Tuesday, June 18, 2019

A Guideline for the Populist Moment – by Alexander Dugin, with Commentary

https://openrevolt.info/2019/06/14/the-populist-moment-alexander-dugin-with-commentary/?fbclid=IwAR2-x90xTQBV2-5YdAGXXF2JdEJu26iLJntTTCrfLP4SyGBQv-3wJBrdkcw
Translation taken from Eurasianist Internet Archive – a project worth supporting!
As of late, European intellectuals are discussing a new political concept that is becoming increasingly relevant: the ‘populist moment.’
They are worried by left-wing Schmittians in the likes of Chantal Mouffe on the one hand and, on the other hand, the brilliant ideologist of European conservatives and the “New Right,” the most formidable and influential figure of intellectual Europe, the philosopher Alain de Benoist. Both right and left are publishing texts dedicated to the populist moment, each offering their own different interpretations, arguments, and predictions for the future.
What is the populist moment?
First of all, it is the emergence in politics of leaders who become extremely popular by appealing to the broad masses while not concerning themselves with the ideological coherence of their platforms and positions. These are first and foremost Putin and Trump, whose views are difficult to qualify in conventional categories of right, left, etc. Such leaders understand and feel society, what it genuinely wants, what it is striving for, what it thinks, what it fears, and they answer these expectations directly without bothering to couch such in some kind of system. And this is working better and better. Whether by accident or system failure, this is gradually becoming a trend. After Trump, this is already a global reality that cannot be ignored.

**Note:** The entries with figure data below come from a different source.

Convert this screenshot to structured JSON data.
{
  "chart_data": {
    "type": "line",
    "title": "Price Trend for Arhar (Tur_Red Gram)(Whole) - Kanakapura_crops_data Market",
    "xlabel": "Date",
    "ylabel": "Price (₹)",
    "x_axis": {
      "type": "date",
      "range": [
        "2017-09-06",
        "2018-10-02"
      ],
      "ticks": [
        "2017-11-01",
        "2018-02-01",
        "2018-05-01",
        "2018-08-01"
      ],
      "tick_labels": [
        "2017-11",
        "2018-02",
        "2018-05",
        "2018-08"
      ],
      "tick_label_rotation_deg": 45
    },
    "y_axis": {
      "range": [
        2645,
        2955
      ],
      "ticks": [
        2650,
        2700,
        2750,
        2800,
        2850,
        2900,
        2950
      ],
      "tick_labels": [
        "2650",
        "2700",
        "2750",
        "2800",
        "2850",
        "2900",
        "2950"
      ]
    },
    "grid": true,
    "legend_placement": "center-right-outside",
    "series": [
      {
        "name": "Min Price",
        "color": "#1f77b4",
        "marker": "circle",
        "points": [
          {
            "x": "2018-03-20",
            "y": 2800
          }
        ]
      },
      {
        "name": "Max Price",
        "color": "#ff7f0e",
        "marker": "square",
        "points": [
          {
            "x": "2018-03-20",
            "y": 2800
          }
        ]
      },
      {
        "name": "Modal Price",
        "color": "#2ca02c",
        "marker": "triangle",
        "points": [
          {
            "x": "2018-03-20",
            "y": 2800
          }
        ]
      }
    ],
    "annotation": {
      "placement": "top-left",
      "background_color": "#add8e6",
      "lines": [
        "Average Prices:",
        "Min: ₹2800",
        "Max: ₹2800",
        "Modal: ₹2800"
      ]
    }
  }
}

Secondly, Liberal Democracy is in blatant, complete crisis. Wherever it tries to act openly and directly insist on its ideological values – human rights, gender politics, cosmopolitanism, the open society, globalization, etc. – its representatives consistently suffer failure. Liberalism still controls many spheres such as global finance, the global corporate media, culture, education, and technology, but in society it is already essentially rejected. The end of history did not happen and Fukuyama himself, like a complete loser, is now muttering about how the United States is, you see, a failed state. Liberalism is dead. But it is not its old enemies, Communism and Fascism, that destroyed it, but something new: Populism. Any populist, whether right or left, can now beat any liberal.